J'hésite en fait à rentrer dans une de ces chambres, et à me soulager avec un malade quelconque, jusqu'au moment où, passant une porte à battant, une infirmière sort de la chambre d'un malade, l'air alarmé. Elle est plutôt jolie, brunette avec des grands yeux verts, et elle me prie de venir l'aider. Dès que je la vois, je sais que je ne pourrais résister à un si joli morceau. Et d'ailleurs, je ne veux pas résister : elle est si belle. Entrant rapidement dans la chambre du malade en question, elle me tourne le dos, et me désignant du menton le jeune homme endormi, me demande si je peux l'examiner.
M. Marchand, m'explique-t-elle, semble faire une réaction à un nouveau médicament. Je l'ai suivi dans la pièce, et je la fixe quelques secondes. C'est à son regard que je me rends compte que quelque chose cloche : depuis tout à l'heure, sûrement depuis notre rencontre, mes gémissements se sont accentués, à un tel point que même le malade réveillé m'observe avec appréhension, maintenant. L'infirmière a reculé d'un ou deux pas, et a porté sa main sur son nez, comme pour se protéger d'une odeur dérangeante.
- Docteur ? Docteur ?

La deuxième fois, le mot a été prononcé plus rapidement, et la brunette continue à reculer vers le fond de la chambre de M. Marchand. Cette idiote va se mettre à crier, c'est sûr, ou pire, elle va appeler la sécurité. Je referme tant bien que mal la porte derrière moi, et m'avance vers elle. Ce que j'ai faim ! Sur le lit, le malade est à présent complètement réveillé, et il cherche à attraper le téléphone, tandis que la jeune femme a saisi un déambulateur et menace de me le lancer au visage. Elle commence à pousser des hurlements stridents, et Marchand compose en tremblant un numéro de téléphone.

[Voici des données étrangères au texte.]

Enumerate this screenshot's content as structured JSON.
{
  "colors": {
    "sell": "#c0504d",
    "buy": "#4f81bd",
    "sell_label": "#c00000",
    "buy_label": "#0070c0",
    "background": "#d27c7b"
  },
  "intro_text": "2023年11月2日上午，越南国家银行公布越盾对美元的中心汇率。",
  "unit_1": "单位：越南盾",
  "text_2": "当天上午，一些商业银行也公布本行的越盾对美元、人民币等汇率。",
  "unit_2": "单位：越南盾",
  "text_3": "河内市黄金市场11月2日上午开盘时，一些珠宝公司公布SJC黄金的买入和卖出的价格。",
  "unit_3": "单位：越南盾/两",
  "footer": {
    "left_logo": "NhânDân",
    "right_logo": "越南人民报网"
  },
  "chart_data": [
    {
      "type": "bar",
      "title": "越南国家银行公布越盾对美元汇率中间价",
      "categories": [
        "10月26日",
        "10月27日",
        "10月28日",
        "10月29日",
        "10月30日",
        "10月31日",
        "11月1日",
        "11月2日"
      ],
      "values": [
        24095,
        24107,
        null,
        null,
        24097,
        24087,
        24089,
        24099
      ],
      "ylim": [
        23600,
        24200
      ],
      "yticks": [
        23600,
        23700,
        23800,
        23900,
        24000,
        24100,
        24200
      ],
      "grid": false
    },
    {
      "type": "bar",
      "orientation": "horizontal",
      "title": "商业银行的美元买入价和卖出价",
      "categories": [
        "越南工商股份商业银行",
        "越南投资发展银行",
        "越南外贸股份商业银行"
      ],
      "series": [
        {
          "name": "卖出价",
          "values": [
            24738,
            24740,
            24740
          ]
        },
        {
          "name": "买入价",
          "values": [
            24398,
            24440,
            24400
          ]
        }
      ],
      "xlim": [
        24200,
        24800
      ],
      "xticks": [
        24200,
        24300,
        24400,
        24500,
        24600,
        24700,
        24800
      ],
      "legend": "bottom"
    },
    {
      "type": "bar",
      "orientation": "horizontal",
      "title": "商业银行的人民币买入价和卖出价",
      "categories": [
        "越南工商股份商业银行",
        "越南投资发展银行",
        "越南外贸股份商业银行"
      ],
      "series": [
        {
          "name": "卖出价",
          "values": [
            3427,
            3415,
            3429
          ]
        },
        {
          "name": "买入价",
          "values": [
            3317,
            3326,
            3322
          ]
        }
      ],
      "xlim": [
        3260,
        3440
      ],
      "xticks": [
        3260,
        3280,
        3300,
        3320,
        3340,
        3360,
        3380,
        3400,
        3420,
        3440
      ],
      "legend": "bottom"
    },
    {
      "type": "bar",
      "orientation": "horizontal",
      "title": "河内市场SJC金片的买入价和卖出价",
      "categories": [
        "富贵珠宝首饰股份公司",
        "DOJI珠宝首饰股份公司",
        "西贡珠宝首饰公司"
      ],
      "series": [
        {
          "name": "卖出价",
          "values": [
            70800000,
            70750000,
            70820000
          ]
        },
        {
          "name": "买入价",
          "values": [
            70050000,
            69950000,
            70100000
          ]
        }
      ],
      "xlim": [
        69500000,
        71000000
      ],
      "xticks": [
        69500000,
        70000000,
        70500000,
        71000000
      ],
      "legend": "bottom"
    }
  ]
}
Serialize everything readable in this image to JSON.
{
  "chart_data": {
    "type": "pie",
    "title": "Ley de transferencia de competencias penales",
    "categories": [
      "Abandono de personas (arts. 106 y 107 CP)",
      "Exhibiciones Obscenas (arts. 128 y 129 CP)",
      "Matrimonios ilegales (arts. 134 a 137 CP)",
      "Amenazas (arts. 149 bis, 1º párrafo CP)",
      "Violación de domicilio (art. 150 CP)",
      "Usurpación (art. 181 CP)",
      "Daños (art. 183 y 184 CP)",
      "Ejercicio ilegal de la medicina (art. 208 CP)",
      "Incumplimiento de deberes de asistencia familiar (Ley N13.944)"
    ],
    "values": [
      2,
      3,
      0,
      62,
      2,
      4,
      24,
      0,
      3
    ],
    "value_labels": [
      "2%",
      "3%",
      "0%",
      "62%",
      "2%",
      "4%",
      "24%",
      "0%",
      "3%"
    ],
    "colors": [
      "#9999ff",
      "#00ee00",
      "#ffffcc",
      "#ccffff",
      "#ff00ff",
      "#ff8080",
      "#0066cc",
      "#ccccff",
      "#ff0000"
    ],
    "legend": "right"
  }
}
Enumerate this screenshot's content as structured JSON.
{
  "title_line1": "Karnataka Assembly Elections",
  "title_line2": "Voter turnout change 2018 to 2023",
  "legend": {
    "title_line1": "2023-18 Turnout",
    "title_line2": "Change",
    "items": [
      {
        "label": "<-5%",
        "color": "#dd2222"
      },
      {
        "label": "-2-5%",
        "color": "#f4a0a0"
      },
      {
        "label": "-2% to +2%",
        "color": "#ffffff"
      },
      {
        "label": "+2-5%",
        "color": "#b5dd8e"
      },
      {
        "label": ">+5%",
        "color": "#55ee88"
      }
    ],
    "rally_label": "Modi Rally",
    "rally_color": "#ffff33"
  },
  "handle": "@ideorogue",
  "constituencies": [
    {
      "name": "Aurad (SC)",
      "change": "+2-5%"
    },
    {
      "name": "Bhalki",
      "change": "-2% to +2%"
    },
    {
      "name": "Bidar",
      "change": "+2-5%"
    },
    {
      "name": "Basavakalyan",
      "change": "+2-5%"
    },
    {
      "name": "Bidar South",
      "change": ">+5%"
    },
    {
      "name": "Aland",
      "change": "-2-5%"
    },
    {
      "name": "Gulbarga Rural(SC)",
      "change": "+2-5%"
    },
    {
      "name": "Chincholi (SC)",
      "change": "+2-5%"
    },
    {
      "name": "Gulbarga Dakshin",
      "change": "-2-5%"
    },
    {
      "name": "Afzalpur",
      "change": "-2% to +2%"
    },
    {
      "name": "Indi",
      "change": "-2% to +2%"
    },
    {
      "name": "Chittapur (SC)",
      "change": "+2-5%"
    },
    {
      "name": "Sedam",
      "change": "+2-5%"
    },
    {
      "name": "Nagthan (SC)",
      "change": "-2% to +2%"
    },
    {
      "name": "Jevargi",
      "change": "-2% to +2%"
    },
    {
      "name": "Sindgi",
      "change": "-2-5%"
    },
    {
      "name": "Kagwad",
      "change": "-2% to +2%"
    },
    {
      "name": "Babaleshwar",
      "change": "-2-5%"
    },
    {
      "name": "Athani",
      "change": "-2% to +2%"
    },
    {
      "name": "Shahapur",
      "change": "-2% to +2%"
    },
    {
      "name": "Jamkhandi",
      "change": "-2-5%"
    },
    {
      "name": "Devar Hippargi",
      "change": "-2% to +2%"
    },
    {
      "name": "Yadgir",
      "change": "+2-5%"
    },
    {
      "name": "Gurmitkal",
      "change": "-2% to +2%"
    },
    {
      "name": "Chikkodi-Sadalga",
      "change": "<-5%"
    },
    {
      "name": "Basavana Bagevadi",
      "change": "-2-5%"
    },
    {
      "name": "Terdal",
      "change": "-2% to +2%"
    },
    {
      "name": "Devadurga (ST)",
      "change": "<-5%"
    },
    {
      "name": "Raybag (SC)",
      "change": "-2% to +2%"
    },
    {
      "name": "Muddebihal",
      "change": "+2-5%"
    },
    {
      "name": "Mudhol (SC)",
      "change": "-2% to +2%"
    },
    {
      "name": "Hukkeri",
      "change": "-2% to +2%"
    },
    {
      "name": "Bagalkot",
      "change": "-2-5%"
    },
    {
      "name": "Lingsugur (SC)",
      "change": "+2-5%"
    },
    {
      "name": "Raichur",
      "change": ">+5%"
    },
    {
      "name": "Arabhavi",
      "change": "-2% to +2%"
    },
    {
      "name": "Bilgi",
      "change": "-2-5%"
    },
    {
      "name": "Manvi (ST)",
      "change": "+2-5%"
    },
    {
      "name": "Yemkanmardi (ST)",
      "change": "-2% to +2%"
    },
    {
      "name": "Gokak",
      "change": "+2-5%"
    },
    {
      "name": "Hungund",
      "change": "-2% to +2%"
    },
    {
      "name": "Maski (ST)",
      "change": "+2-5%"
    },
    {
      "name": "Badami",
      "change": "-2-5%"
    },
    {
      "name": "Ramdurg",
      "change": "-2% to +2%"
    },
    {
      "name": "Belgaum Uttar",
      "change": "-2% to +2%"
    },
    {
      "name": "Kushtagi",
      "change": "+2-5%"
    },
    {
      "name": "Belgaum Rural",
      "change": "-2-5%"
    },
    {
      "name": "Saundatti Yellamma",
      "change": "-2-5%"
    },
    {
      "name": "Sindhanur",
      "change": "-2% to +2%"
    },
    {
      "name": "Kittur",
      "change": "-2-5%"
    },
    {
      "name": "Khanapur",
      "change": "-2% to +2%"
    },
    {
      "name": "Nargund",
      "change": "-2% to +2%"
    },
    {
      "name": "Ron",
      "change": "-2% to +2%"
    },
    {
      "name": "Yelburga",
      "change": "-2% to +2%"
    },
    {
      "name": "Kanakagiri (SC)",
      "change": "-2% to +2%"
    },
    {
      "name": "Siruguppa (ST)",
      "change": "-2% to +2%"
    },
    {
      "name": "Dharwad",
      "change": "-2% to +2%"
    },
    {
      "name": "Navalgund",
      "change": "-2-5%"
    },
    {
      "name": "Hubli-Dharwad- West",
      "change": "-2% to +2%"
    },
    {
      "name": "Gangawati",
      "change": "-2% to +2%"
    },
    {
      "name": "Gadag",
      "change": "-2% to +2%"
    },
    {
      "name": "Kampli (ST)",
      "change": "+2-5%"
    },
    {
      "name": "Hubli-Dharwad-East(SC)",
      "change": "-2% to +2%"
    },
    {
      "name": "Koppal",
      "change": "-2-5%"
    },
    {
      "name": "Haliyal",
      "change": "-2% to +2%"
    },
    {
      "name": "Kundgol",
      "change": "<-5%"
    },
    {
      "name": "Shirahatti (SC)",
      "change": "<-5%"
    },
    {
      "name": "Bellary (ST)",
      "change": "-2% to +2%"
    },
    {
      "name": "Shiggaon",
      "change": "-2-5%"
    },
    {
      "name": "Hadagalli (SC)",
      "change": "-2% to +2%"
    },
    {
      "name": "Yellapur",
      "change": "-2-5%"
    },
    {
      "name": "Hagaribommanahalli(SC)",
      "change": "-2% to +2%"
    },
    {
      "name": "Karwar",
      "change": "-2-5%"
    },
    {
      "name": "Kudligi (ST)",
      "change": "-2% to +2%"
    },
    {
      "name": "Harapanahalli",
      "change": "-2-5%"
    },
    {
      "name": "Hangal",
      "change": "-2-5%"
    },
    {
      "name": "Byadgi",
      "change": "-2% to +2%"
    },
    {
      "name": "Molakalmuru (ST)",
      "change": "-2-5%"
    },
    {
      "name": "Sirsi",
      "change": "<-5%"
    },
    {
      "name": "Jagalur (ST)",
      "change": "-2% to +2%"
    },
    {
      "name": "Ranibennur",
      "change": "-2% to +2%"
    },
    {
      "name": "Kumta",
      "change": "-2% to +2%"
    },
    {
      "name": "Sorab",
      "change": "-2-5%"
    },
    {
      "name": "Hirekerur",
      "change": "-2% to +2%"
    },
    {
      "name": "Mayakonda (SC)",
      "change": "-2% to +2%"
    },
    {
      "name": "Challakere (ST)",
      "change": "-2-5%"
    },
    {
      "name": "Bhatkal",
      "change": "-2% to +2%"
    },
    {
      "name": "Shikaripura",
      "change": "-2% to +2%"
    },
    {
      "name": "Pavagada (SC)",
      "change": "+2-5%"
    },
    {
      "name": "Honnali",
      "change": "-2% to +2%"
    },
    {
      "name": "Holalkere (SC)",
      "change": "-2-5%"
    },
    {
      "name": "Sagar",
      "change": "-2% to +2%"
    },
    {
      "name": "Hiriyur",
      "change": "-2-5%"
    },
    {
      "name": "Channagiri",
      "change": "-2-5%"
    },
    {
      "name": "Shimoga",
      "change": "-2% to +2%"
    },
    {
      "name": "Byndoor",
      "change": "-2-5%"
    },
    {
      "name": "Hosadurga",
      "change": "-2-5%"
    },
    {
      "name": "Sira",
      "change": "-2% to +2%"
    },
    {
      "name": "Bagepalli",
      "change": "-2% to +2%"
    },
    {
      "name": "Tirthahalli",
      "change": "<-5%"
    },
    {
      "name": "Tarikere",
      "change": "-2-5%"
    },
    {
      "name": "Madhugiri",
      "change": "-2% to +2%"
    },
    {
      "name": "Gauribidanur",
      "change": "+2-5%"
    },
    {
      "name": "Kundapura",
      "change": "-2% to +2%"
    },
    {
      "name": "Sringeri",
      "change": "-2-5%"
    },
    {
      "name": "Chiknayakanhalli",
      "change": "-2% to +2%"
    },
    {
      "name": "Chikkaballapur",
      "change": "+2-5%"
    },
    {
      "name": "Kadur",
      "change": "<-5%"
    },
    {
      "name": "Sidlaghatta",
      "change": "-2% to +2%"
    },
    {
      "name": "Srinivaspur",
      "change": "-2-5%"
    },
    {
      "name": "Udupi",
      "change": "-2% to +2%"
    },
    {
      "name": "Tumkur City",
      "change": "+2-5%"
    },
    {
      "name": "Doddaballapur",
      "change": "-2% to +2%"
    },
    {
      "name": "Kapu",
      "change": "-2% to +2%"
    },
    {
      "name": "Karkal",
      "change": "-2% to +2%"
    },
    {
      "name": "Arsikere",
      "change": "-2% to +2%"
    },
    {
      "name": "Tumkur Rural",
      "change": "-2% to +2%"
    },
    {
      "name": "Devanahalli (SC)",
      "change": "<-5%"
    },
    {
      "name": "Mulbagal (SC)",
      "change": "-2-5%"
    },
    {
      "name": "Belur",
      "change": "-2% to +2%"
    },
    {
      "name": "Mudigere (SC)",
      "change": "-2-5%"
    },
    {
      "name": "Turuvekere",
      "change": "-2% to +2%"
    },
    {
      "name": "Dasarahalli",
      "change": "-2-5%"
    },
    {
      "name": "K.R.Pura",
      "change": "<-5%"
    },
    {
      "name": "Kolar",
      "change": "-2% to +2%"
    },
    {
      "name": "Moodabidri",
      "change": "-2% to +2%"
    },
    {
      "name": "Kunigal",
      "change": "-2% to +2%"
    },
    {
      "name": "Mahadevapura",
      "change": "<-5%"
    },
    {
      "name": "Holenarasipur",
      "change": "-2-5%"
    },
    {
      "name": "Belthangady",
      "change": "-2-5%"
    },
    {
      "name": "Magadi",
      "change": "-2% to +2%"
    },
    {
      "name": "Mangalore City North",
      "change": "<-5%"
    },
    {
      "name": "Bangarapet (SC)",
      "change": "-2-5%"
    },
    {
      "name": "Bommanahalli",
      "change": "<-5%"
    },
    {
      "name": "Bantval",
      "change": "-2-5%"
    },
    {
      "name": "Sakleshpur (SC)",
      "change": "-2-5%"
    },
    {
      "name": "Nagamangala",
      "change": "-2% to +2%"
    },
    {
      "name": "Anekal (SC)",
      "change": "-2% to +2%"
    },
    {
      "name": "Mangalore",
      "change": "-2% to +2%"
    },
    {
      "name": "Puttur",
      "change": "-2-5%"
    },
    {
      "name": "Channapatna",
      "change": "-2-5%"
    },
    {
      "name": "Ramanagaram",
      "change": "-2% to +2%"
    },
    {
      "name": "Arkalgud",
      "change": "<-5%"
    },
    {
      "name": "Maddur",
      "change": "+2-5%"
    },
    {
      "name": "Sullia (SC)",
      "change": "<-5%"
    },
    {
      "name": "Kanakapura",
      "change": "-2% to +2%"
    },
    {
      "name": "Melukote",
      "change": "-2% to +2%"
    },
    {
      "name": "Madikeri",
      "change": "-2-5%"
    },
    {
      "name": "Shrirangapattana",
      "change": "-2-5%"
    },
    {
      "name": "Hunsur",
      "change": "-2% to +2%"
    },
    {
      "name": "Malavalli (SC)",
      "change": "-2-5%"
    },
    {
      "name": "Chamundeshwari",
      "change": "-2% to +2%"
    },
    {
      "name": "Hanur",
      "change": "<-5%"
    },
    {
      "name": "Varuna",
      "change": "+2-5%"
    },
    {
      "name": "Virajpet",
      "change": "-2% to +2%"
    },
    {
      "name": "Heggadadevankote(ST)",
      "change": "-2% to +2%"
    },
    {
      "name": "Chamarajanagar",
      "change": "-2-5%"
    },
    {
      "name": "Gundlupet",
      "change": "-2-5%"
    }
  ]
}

Je n'ai pas de temps à perdre ! Je saisis le pied du patient, et le tire violemment à moi : le lit en est tout entier ébranlé, et j'entends le téléphone qui tombe par terre. Marchand pousse un hurlement de douleur, je lui ai, semble-t-il, brisé la jambe. C'est parfait. À ce moment, l'infirmière passe à l'attaque. Je m'attendais à ce qu'elle me lance son jouet, ce que j'aurai laissé faire sans bouger : après, elle aurait été à ma merci. Mais elle est plus maligne que ça, car elle me fonce dessus les pattes du déambulateur dressées vers moi, et, dans un grand cri rageur, me fait tomber à la renverse.
Elle m'écrase maintenant la cage thoracique avec le déambulateur, et on entend nettement plusieurs côtes se casser sous son poids. Les broches qui bloquaient mon masque ont cédé elles aussi, le masque tombe et elle a un hoquet de dégoût en voyant mon visage. De mon côté, je suis pratiquement immobilisé par l'appareillage, et je ne peux me libérer que lorsqu'elle se relève, côté porte, et qu'elle s'enfuit à toutes jambes.

Je me relève, mais elle a déjà disparu dans les couloirs. Je n'ai aucune chance de la retrouver, maintenant. La situation n'est pas brillante… Marchand tente de quitter son lit, mais il est entravé par les draps, et je l'attrape sans peine. Juste avant de lui briser la nuque, j'aperçois son tatouage sur l'omoplate droite, représentant une tête de mort ailée. Je me penche ensuite sur son corps, et satisfais rapidement ma faim vorace.
Quelques minutes après, rassasié, je quitte la pièce, sans même jeter un œil à ce qui reste de Marchand, l'appétissant Marchand, au pied du lit. Je vais droit aux ascenseurs, et appuie sur le bouton du rez-de-chaussée.

Les portes s'ouvrent sur le hall d'accueil de l'hôpital. Marbre, kiosque à journaux, odeur de café. Il n'y a personne de visible, excepté deux policiers armés de mitraillettes braquées sur moi et vêtus de gilets pare-balles. L'un des deux m'ordonne de lever les bras et de décliner mon identité. Je n'ai pas le choix, j'avance. Nouveau cri de l'officier de police. J'avance encore. Les premières rafales m'atteignent aux jambes, et je tombe au sol : le choc m'a juste fait perdre mon équilibre, mais je n'ai ressenti aucune douleur. J'essaie de me relever en attrapant la barre métallique, mais j'entends à nouveau les détonations. Une impression semblable à la perte de conscience juste avant de s'endormir me saisit.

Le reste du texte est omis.